“Hızlı okuma” denilince, ülkemizde konuyu bilmeyenlerden çok şaşırtıcı düşünceler duyuyoruz. Akla gelen ilk söylemler ise tamamen olumsuz bir yaklaşım içeriyor. Mesela, hızlı okuyan birinin okuduğunu anlamasının imkansız olduğu düşüncesi başı çekiyor; belki de en masumu budur. Bazı insanlar ise ilgisiz; zaten okumaktan uzak bir yaşam tarzı seçmiş kendine; daha fazla okuyayım gibi bir derdi yok.
Hızlı okuma becerisine sahip olmayan akademik çevreler de var; ilginçtir ki, bu kesim de hızlı okuma davranışına karşı çıkıyor. Bu kitlelerin can sıkıcı tavırları ve düşünceleri herhangi bir bilimsel çalışmaya dayanmıyor. Oysa hızlı okumanın hızlı anlama üzerindeki etkisi hakkında yapılan araştırmalar olumlu.

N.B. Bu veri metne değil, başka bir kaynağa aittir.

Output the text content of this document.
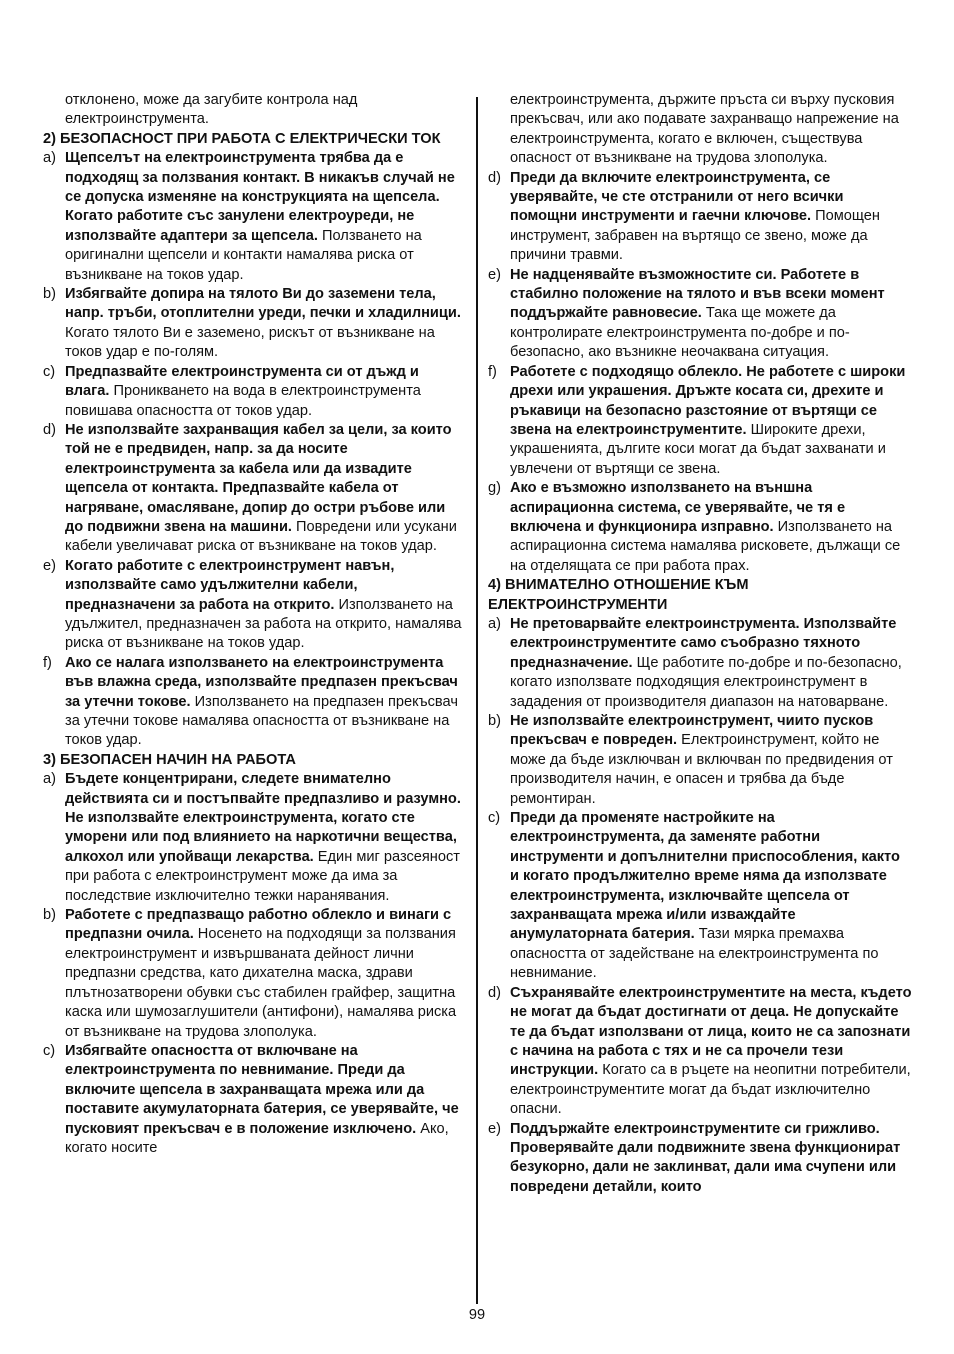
отклонено, може да загубите контрола над електроинструмента.

2) БЕЗОПАСНОСТ ПРИ РАБОТА С ЕЛЕКТРИЧЕСКИ ТОК

a) Щепселът на електроинструмента трябва да е подходящ за ползвания контакт. В никакъв случай не се допуска изменяне на конструкцията на щепсела. Когато работите със занулени електроуреди, не използвайте адаптери за щепсела. Ползването на оригинални щепсели и контакти намалява риска от възникване на токов удар.

b) Избягвайте допира на тялото Ви до заземени тела, напр. тръби, отоплителни уреди, печки и хладилници. Когато тялото Ви е заземено, рискът от възникване на токов удар е по-голям.

c) Предпазвайте електроинструмента си от дъжд и влага. Проникването на вода в електроинструмента повишава опасността от токов удар.

d) Не използвайте захранващия кабел за цели, за които той не е предвиден, напр. за да носите електроинструмента за кабела или да извадите щепсела от контакта. Предпазвайте кабела от нагряване, омасляване, допир до остри ръбове или до подвижни звена на машини. Повредени или усукани кабели увеличават риска от възникване на токов удар.

e) Когато работите с електроинструмент навън, използвайте само удължителни кабели, предназначени за работа на открито. Използването на удължител, предназначен за работа на открито, намалява риска от възникване на токов удар.

f) Ако се налага използването на електроинструмента във влажна среда, използвайте предпазен прекъсвач за утечни токове. Използването на предпазен прекъсвач за утечни токове намалява опасността от възникване на токов удар.

3) БЕЗОПАСЕН НАЧИН НА РАБОТА

a) Бъдете концентрирани, следете внимателно действията си и постъпвайте предпазливо и разумно. Не използвайте електроинструмента, когато сте уморени или под влиянието на наркотични вещества, алкохол или упойващи лекарства. Един миг разсеяност при работа с електроинструмент може да има за последствие изключително тежки наранявания.

b) Работете с предпазващо работно облекло и винаги с предпазни очила. Носенето на подходящи за ползвания електроинструмент и извършваната дейност лични предпазни средства, като дихателна маска, здрави плътнозатворени обувки със стабилен грайфер, защитна каска или шумозаглушители (антифони), намалява риска от възникване на трудова злополука.

c) Избягвайте опасността от включване на електроинструмента по невнимание. Преди да включите щепсела в захранващата мрежа или да поставите акумулаторната батерия, се уверявайте, че пусковият прекъсвач е в положение изключено. Ако, когато носите

електроинструмента, държите пръста си върху пусковия прекъсвач, или ако подавате захранващо напрежение на електроинструмента, когато е включен, съществува опасност от възникване на трудова злополука.

d) Преди да включите електроинструмента, се уверявайте, че сте отстранили от него всички помощни инструменти и гаечни ключове. Помощен инструмент, забравен на въртящо се звено, може да причини травми.

e) Не надценявайте възможностите си. Работете в стабилно положение на тялото и във всеки момент поддържайте равновесие. Така ще можете да контролирате електроинструмента по-добре и по-безопасно, ако възникне неочаквана ситуация.

f) Работете с подходящо облекло. Не работете с широки дрехи или украшения. Дръжте косата си, дрехите и ръкавици на безопасно разстояние от въртящи се звена на електроинструментите. Широките дрехи, украшенията, дългите коси могат да бъдат захванати и увлечени от въртящи се звена.

g) Ако е възможно използването на външна аспирационна система, се уверявайте, че тя е включена и функционира изправно. Използването на аспирационна система намалява рисковете, дължащи се на отделящата се при работа прах.

4) ВНИМАТЕЛНО ОТНОШЕНИЕ КЪМ ЕЛЕКТРОИНСТРУМЕНТИ

a) Не претоварвайте електроинструмента. Използвайте електроинструментите само съобразно тяхното предназначение. Ще работите по-добре и по-безопасно, когато използвате подходящия електроинструмент в зададения от производителя диапазон на натоварване.

b) Не използвайте електроинструмент, чиито пусков прекъсвач е повреден. Електроинструмент, който не може да бъде изключван и включван по предвидения от производителя начин, е опасен и трябва да бъде ремонтиран.

c) Преди да променяте настройките на електроинструмента, да заменяте работни инструменти и допълнителни приспособления, както и когато продължително време няма да използвате електроинструмента, изключвайте щепсела от захранващата мрежа и/или изваждайте анумулаторната батерия. Тази мярка премахва опасността от задействане на електроинструмента по невнимание.

d) Съхранявайте електроинструментите на места, където не могат да бъдат достигнати от деца. Не допускайте те да бъдат използвани от лица, които не са запознати с начина на работа с тях и не са прочели тези инструкции. Когато са в ръцете на неопитни потребители, електроинструментите могат да бъдат изключително опасни.

e) Поддържайте електроинструментите си грижливо. Проверявайте дали подвижните звена функционират безукорно, дали не заклинват, дали има счупени или повредени детайли, които

99
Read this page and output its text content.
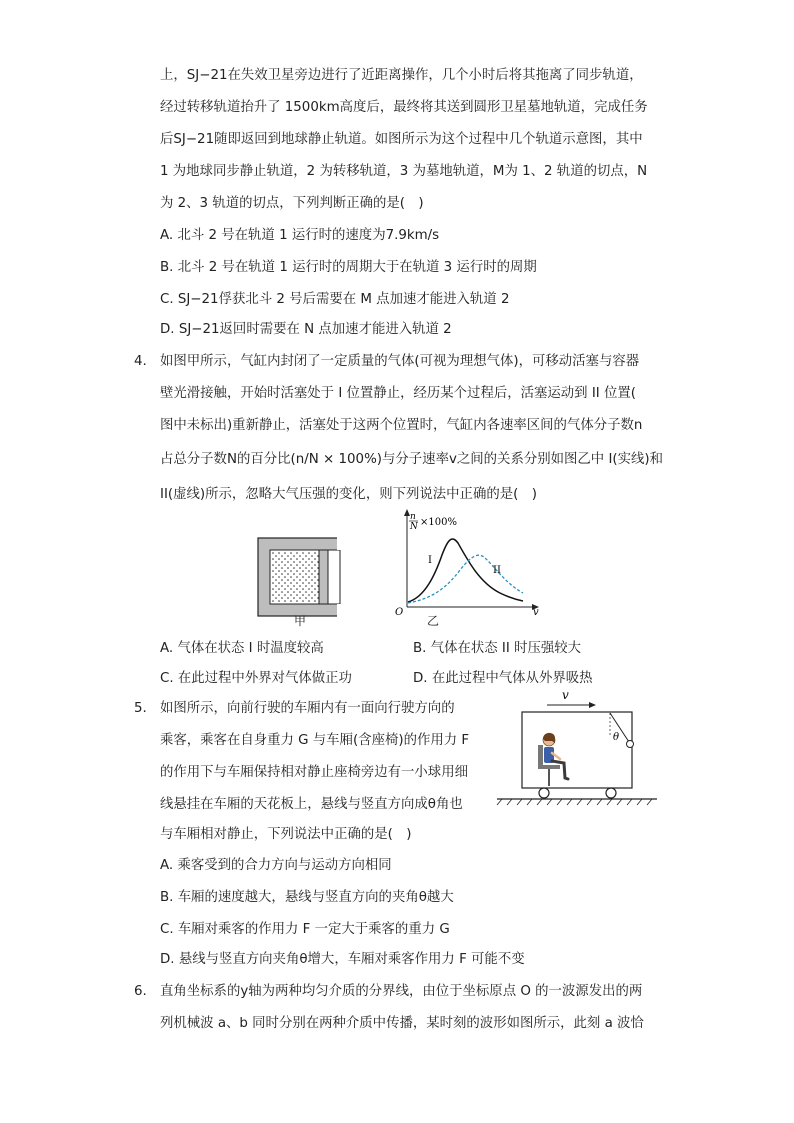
上，SJ−21在失效卫星旁边进行了近距离操作，几个小时后将其拖离了同步轨道，
经过转移轨道抬升了 1500km高度后，最终将其送到圆形卫星墓地轨道，完成任务
后SJ−21随即返回到地球静止轨道。如图所示为这个过程中几个轨道示意图，其中
1 为地球同步静止轨道，2 为转移轨道，3 为墓地轨道，M为 1、2 轨道的切点，N
为 2、3 轨道的切点，下列判断正确的是(　)
A. 北斗 2 号在轨道 1 运行时的速度为7.9km/s
B. 北斗 2 号在轨道 1 运行时的周期大于在轨道 3 运行时的周期
C. SJ−21俘获北斗 2 号后需要在 M 点加速才能进入轨道 2
D. SJ−21返回时需要在 N 点加速才能进入轨道 2
4. 如图甲所示，气缸内封闭了一定质量的气体(可视为理想气体)，可移动活塞与容器
壁光滑接触，开始时活塞处于 I 位置静止，经历某个过程后，活塞运动到 II 位置(
图中未标出)重新静止，活塞处于这两个位置时，气缸内各速率区间的气体分子数n
占总分子数N的百分比(n/N × 100%)与分子速率v之间的关系分别如图乙中 I(实线)和
II(虚线)所示，忽略大气压强的变化，则下列说法中正确的是(　)
甲
n
N ×100%
I
II
O	v
乙
A. 气体在状态 I 时温度较高	B. 气体在状态 II 时压强较大
C. 在此过程中外界对气体做正功	D. 在此过程中气体从外界吸热
5. 如图所示，向前行驶的车厢内有一面向行驶方向的
乘客，乘客在自身重力 G 与车厢(含座椅)的作用力 F
的作用下与车厢保持相对静止座椅旁边有一小球用细
线悬挂在车厢的天花板上，悬线与竖直方向成θ角也
与车厢相对静止，下列说法中正确的是(　)
v
θ
A. 乘客受到的合力方向与运动方向相同
B. 车厢的速度越大，悬线与竖直方向的夹角θ越大
C. 车厢对乘客的作用力 F 一定大于乘客的重力 G
D. 悬线与竖直方向夹角θ增大，车厢对乘客作用力 F 可能不变
6. 直角坐标系的y轴为两种均匀介质的分界线，由位于坐标原点 O 的一波源发出的两
列机械波 a、b 同时分别在两种介质中传播，某时刻的波形如图所示，此刻 a 波恰
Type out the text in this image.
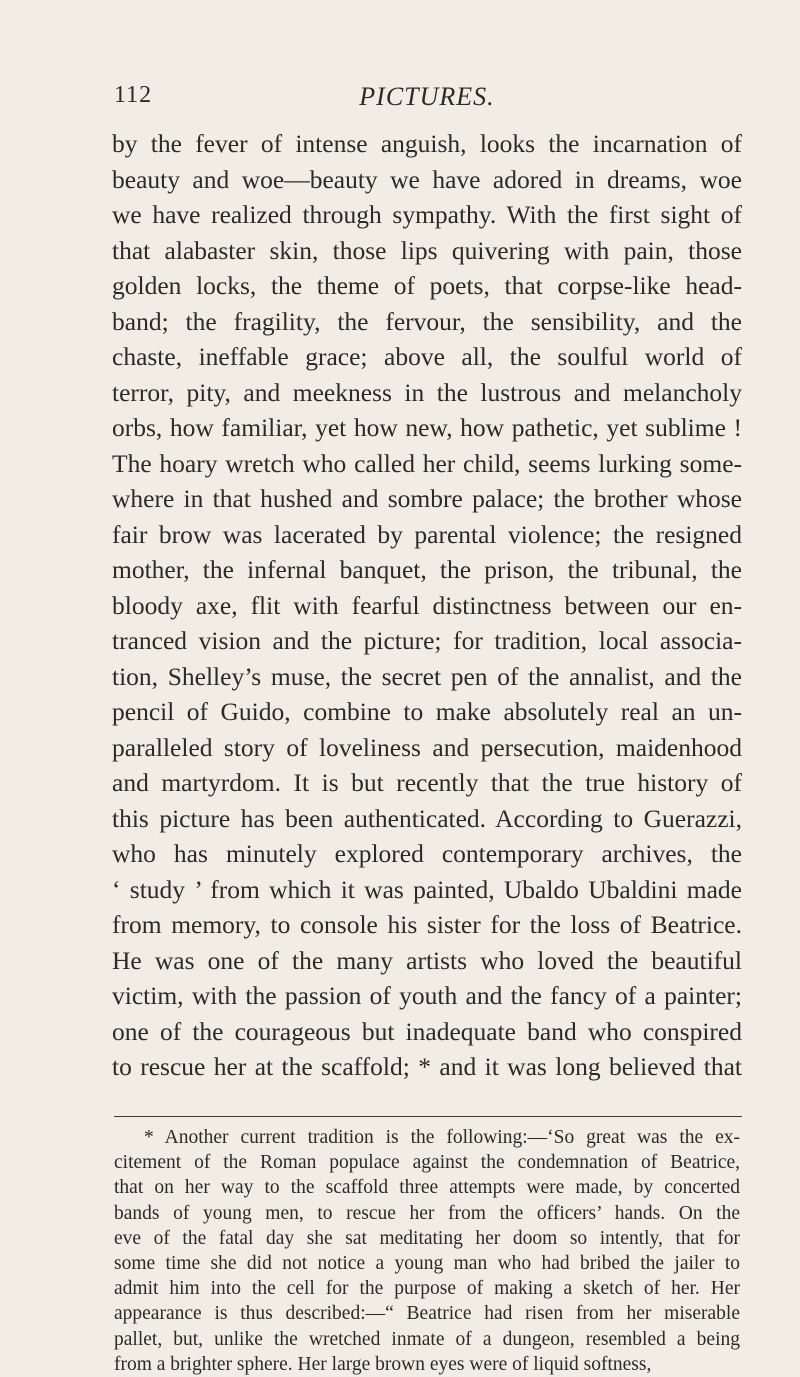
112	PICTURES.
by the fever of intense anguish, looks the incarnation of
beauty and woe—beauty we have adored in dreams, woe
we have realized through sympathy. With the first sight of
that alabaster skin, those lips quivering with pain, those
golden locks, the theme of poets, that corpse-like head-
band; the fragility, the fervour, the sensibility, and the
chaste, ineffable grace; above all, the soulful world of
terror, pity, and meekness in the lustrous and melancholy
orbs, how familiar, yet how new, how pathetic, yet sublime !
The hoary wretch who called her child, seems lurking some-
where in that hushed and sombre palace; the brother whose
fair brow was lacerated by parental violence; the resigned
mother, the infernal banquet, the prison, the tribunal, the
bloody axe, flit with fearful distinctness between our en-
tranced vision and the picture; for tradition, local associa-
tion, Shelley’s muse, the secret pen of the annalist, and the
pencil of Guido, combine to make absolutely real an un-
paralleled story of loveliness and persecution, maidenhood
and martyrdom. It is but recently that the true history of
this picture has been authenticated. According to Guerazzi,
who has minutely explored contemporary archives, the
‘ study ’ from which it was painted, Ubaldo Ubaldini made
from memory, to console his sister for the loss of Beatrice.
He was one of the many artists who loved the beautiful
victim, with the passion of youth and the fancy of a painter;
one of the courageous but inadequate band who conspired
to rescue her at the scaffold; * and it was long believed that
* Another current tradition is the following:—‘So great was the ex-
citement of the Roman populace against the condemnation of Beatrice,
that on her way to the scaffold three attempts were made, by concerted
bands of young men, to rescue her from the officers’ hands. On the
eve of the fatal day she sat meditating her doom so intently, that for
some time she did not notice a young man who had bribed the jailer to
admit him into the cell for the purpose of making a sketch of her. Her
appearance is thus described:—“ Beatrice had risen from her miserable
pallet, but, unlike the wretched inmate of a dungeon, resembled a being
from a brighter sphere. Her large brown eyes were of liquid softness,
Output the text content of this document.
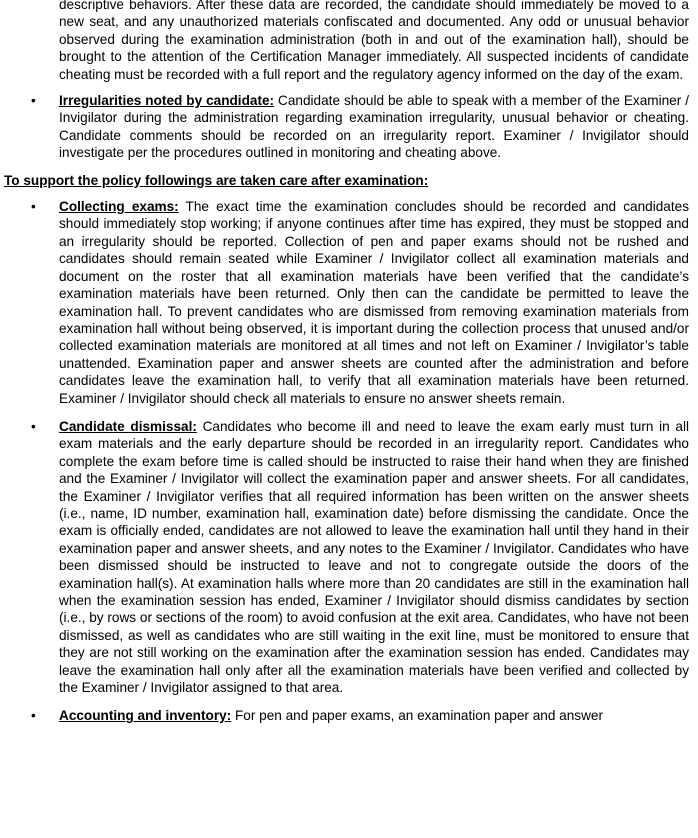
descriptive behaviors. After these data are recorded, the candidate should immediately be moved to a new seat, and any unauthorized materials confiscated and documented. Any odd or unusual behavior observed during the examination administration (both in and out of the examination hall), should be brought to the attention of the Certification Manager immediately. All suspected incidents of candidate cheating must be recorded with a full report and the regulatory agency informed on the day of the exam.
• Irregularities noted by candidate: Candidate should be able to speak with a member of the Examiner / Invigilator during the administration regarding examination irregularity, unusual behavior or cheating. Candidate comments should be recorded on an irregularity report. Examiner / Invigilator should investigate per the procedures outlined in monitoring and cheating above.
To support the policy followings are taken care after examination:
• Collecting exams: The exact time the examination concludes should be recorded and candidates should immediately stop working; if anyone continues after time has expired, they must be stopped and an irregularity should be reported. Collection of pen and paper exams should not be rushed and candidates should remain seated while Examiner / Invigilator collect all examination materials and document on the roster that all examination materials have been verified that the candidate’s examination materials have been returned. Only then can the candidate be permitted to leave the examination hall. To prevent candidates who are dismissed from removing examination materials from examination hall without being observed, it is important during the collection process that unused and/or collected examination materials are monitored at all times and not left on Examiner / Invigilator’s table unattended. Examination paper and answer sheets are counted after the administration and before candidates leave the examination hall, to verify that all examination materials have been returned. Examiner / Invigilator should check all materials to ensure no answer sheets remain.
• Candidate dismissal: Candidates who become ill and need to leave the exam early must turn in all exam materials and the early departure should be recorded in an irregularity report. Candidates who complete the exam before time is called should be instructed to raise their hand when they are finished and the Examiner / Invigilator will collect the examination paper and answer sheets. For all candidates, the Examiner / Invigilator verifies that all required information has been written on the answer sheets (i.e., name, ID number, examination hall, examination date) before dismissing the candidate. Once the exam is officially ended, candidates are not allowed to leave the examination hall until they hand in their examination paper and answer sheets, and any notes to the Examiner / Invigilator. Candidates who have been dismissed should be instructed to leave and not to congregate outside the doors of the examination hall(s). At examination halls where more than 20 candidates are still in the examination hall when the examination session has ended, Examiner / Invigilator should dismiss candidates by section (i.e., by rows or sections of the room) to avoid confusion at the exit area. Candidates, who have not been dismissed, as well as candidates who are still waiting in the exit line, must be monitored to ensure that they are not still working on the examination after the examination session has ended. Candidates may leave the examination hall only after all the examination materials have been verified and collected by the Examiner / Invigilator assigned to that area.
• Accounting and inventory: For pen and paper exams, an examination paper and answer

Kaynak-1
Toplumun büyük çoğunluğu hala hızlı okumanın mümkün olup olmadığını merak ediyor.
Bu makalede, eğer disiplin içerisinde çalışırsanız, mevcut hızınızdan çok daha hızlı nasıl okuyup anlayabileceğinizi size tam olarak gösterilecektir.
Hızlı Okuma Mümkün mü?
Tony Buzan’ ın Dünya Hafıza şampiyonu Melik Duyar ile hazırladığı “Hızlı Okuma Kitabı” nda, okuyuculara bu beceriyi öğrenmeye istekli olmaları için birkaç etkileyici hızlı okuma hikayesi veriliyor. Kaynak-2
Bu hikaye örneklerinden ikisi ABD başkanlarından veriliyor. Bilindiği gibi, 1963’te öldürülen ABD başkanı John F. Kennedy, sonraki başkanlardan Franklin D. Roosevelt de iyi birer hızlı okuyuculardı.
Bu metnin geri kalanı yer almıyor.